Siempre se ha dicho que es mejor no empezar la casa por el tejado y se trata de una gran verdad. Por eso, si vas a amueblar por primera vez tu vivienda, dedícale tiempo al suelo. Decide cuál es el material ideal sobre el que se va construir tu hogar. El abanico de posibilidades es muy amplio para que puedas combinar suelo y puertas, y acertar a la primera.
Por tanto, empecemos por la base, que puede ser de…
· MADERA. Por lo general se lo conoce como parqué y aporta una personalidad inigualable a tu casa.
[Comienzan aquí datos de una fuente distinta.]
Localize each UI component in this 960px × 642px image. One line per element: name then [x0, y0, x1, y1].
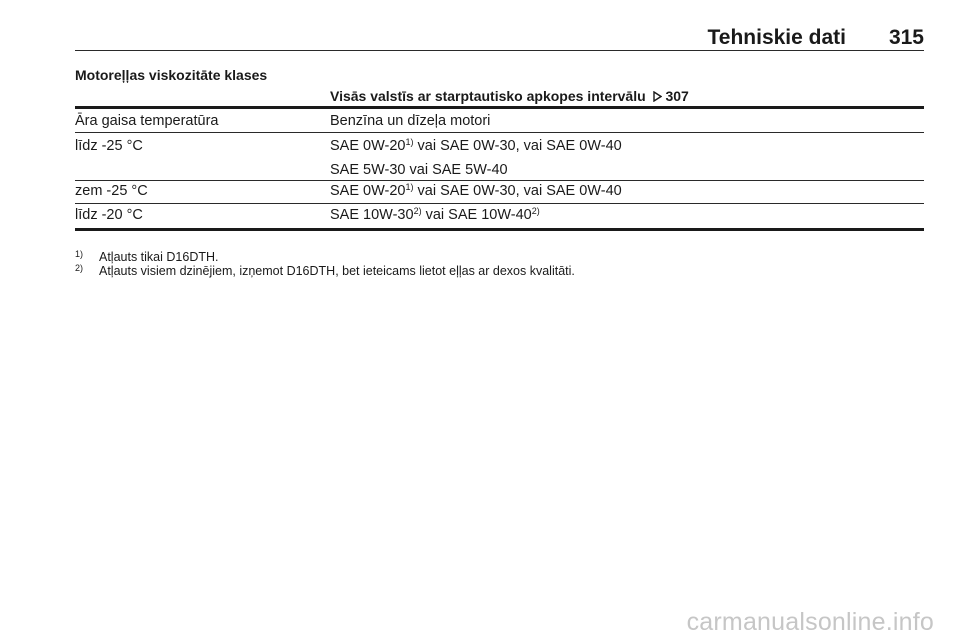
page-reference-link[interactable]: 307	[665, 88, 689, 104]
row-oil: SAE 5W-30 vai SAE 5W-40	[330, 162, 508, 178]
watermark: carmanualsonline.info	[686, 608, 934, 636]
table-top-rule	[75, 106, 924, 109]
table-heading-text: Visās valstīs ar starptautisko apkopes intervālu	[330, 88, 646, 104]
page-number: 315	[888, 26, 924, 49]
page-title: Tehniskie dati	[707, 26, 846, 49]
row-temp: zem -25 °C	[75, 183, 148, 199]
row-temp: līdz -25 °C	[75, 138, 143, 154]
footnote: 1) Atļauts tikai D16DTH.	[75, 249, 219, 264]
row-oil: SAE 10W-30$^{2)}$ vai SAE 10W-40$^{2)}$	[330, 206, 540, 223]
row-divider	[75, 132, 924, 133]
section-title: Motoreļļas viskozitāte klases	[75, 67, 268, 83]
row-temp: līdz -20 °C	[75, 207, 143, 223]
arrow-right-icon	[653, 88, 662, 104]
page-header	[75, 22, 924, 51]
table-bottom-rule	[75, 228, 924, 231]
footnote: 2) Atļauts visiem dzinējiem, izņemot D16DTH, bet ieteicams lietot eļļas ar dexos kvalitāti.	[75, 263, 575, 278]
row-oil: SAE 0W-20$^{1)}$ vai SAE 0W-30, vai SAE 0W-40	[330, 182, 622, 199]
col-header-temperature: Āra gaisa temperatūra	[75, 113, 219, 129]
table-heading	[330, 88, 689, 104]
col-header-engines: Benzīna un dīzeļa motori	[330, 113, 491, 129]
row-divider	[75, 203, 924, 204]
row-oil: SAE 0W-20$^{1)}$ vai SAE 0W-30, vai SAE 0W-40	[330, 137, 622, 154]
row-divider	[75, 180, 924, 181]
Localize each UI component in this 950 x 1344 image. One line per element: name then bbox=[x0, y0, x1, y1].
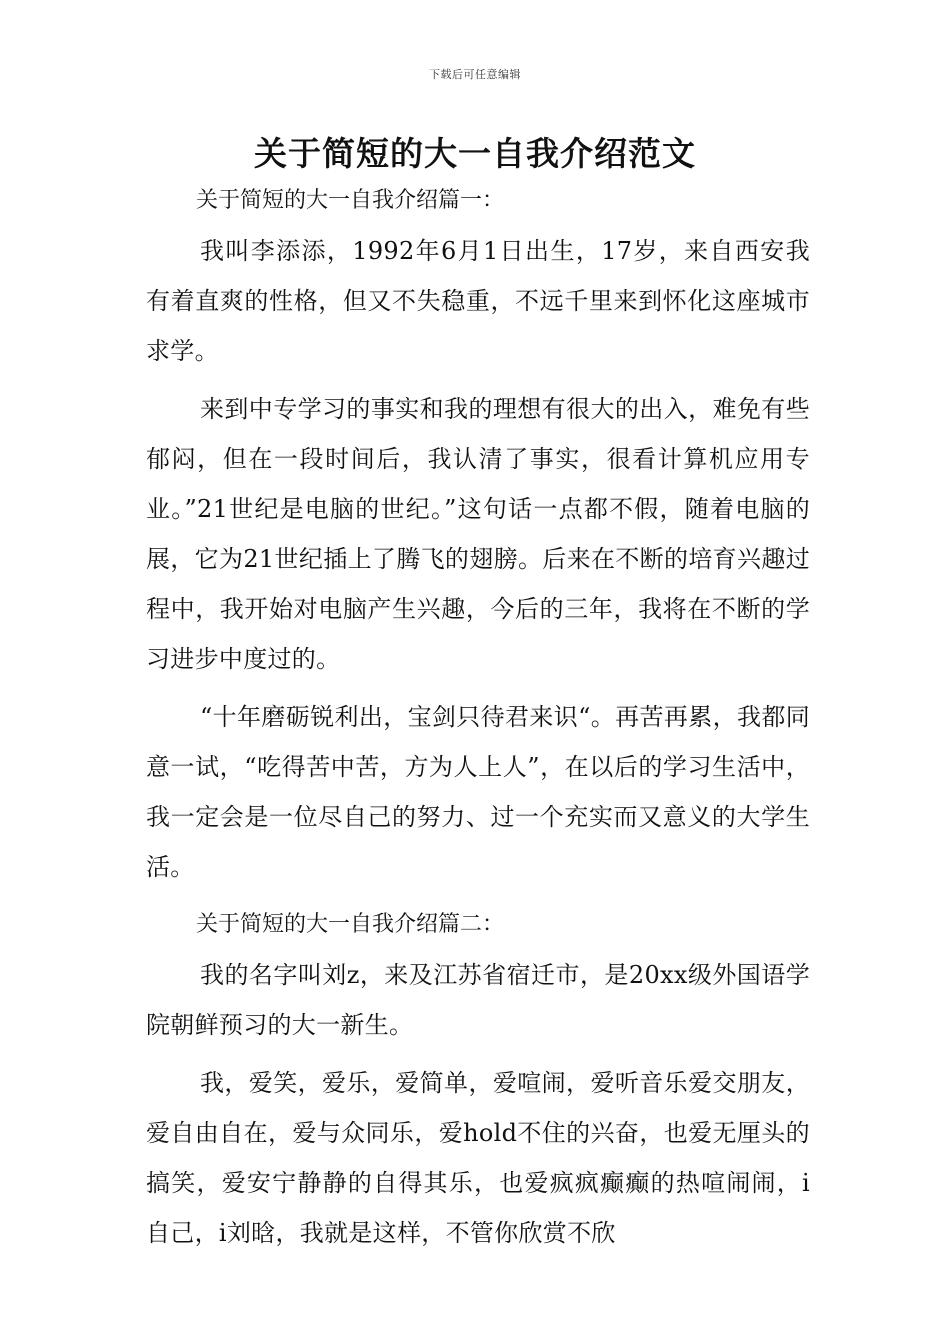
paragraph-5: 我，爱笑，爱乐，爱简单，爱喧闹，爱听音乐爱交朋友，爱自由自在，爱与众同乐，爱hold不住的兴奋，也爱无厘头的搞笑，爱安宁静静的自得其乐，也爱疯疯癫癫的热喧闹闹，i自己，i刘晗，我就是这样，不管你欣赏不欣 bbox=[146, 1069, 810, 1247]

Podremos elegir entre muchas maderas, y también entre diferentes tamaños de tabla y colocación.
Lo mejor: Cálido y atemporal.
Lo peor: Se requiere de mantenimiento habitual.
Puertas: En este caso lo mejor es elegir puertas de madera. Eso sí, podemos jugar con diferentes tipos y tonos para aportar contraste a la estancia.
· LAMINADOS. Se trata de suelos a base de capas. Por lo general están compuestos de melanina, y responden a diferentes diseños, por lo general imitando otros materiales como la madera.
Lo mejor: Se coloca de forma sencilla y se asemeja muy bien a otros materiales.
Lo peor: Si se estropean tienen difícil arreglo. Corren el peligro de abombarse.
Puertas: Funcionan muy bien con puertas lacadas, si es en blanco o en tonos oscuros todavía mejor. Le aporta un estilo nórdico al hogar.
· PIEDRA. Entre ellas, una de las más utilizadas es el mármol, pero también podemos encontrar muchos suelos de granito. Suelen ser más fríos que la madera, pero muchos son de una gran belleza.
Lo mejor: Son muy resistentes y favorecen el diseño.
Lo peor: Son difíciles de instalar y más caros que el resto de materiales.
Puertas: Suelen combinarse con puertas de madera, por lo general en tonos nobles.
· VINILO. Podemos colocarlos directamente sobre un suelo previo, por lo que se han puesto muy de moda. Además, resisten muy bien la húmedad, por lo que podrían ser ideales para estancias como el baño o la cocina.
Lo mejor: Económicos y muy limpios.
Lo peor: La luz puede desgastarlos y no son muy resistentes.
Puertas: El laminado o la cerámica se adaptan sin problema a este tipo de suelo.
CERÁMICAS, BALDOSAS Y CEMENTO. Muy usados también en cocina, baños, e incluso exteriores. Los primeros son suelos con una amplísima variedad de diseños, incluso algunos imitando otros materiales. Las baldosas son conocidas por su belleza y el cemento pulido se puso muy de moda hace algunos años.
Lo mejor: Son muy resistentes y versátiles.
Lo peor: Se ensucian con facilidad y son más fríos que otros materiales.
Puertas: Al igual que la piedra, genera un buen contraste con la madera.
Por último, y como es normal, para unas estancias optaremos por un material y para otras por otro.